16th Annual Karl Menger Lecture and Celebration: “Model-Based and Model-Free: A Tale of Two Paradigms Told from Reinforcement Learning and Generative AI” by Xunyu Zhou

The Department of Applied Mathematics at Illinois Tech is proud to host the 16th annual Remembering Karl Menger Celebration April 13–14, 2026, at the university’s Mies Campus in Chicago.

Featured lecturer Xunyu Zhou, the Liu Family Professor of Financial Engineering and director of the Nie Center for Intelligent Asset Management at Columbia University, will speak beginning at 6 p.m. on Monday, April 13. Zhou’s current research focuses on developing a foundational theory for continuous-time reinforcement learning and its applications to financial decision-making. Previously, he worked on quantitative behavioral finance, time inconsistency, and stochastic control. Zhou is a fellow of IEEE and SIAM. He previously was the Nomura Professor of Mathematical Finance at the University of Oxford from 2007 to 2016.

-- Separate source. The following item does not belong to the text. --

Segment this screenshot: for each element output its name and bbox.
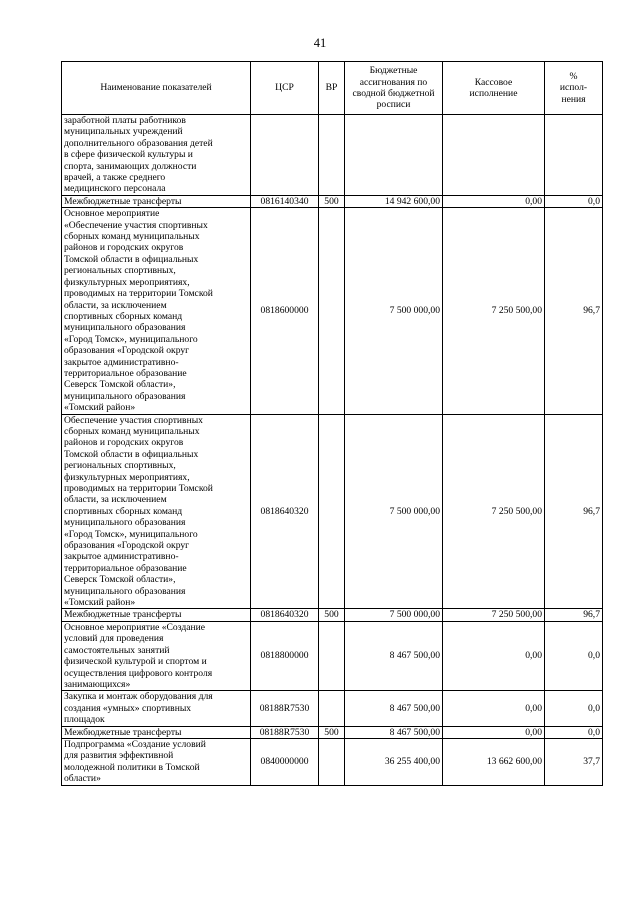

Please RSVP here: https://forms.office.com/r/6LWLggkGWC

For more information, please contact Department Coordinator Faith Kancauski and/or Associate Teaching Professor Despina Stasi.

Lecture Title:

Model-Based and Model-Free: A Tale of Two Paradigms Told from Reinforcement Learning and Generative AI

Abstract: 

In this lecture I will discuss the key connections and differences between the model-based and model-free paradigms from the perspectives of reinforcement learning and generative AI. I will argue that establishing a sufficiently accurate model is both impossible and unnecessary for the ultimate purpose of making optimal decisions, but there is some quantity, one that is an aggregate measure of the model parameters and control actions,  that needs to be learned and can indeed be learned efficiently in a data-driven way.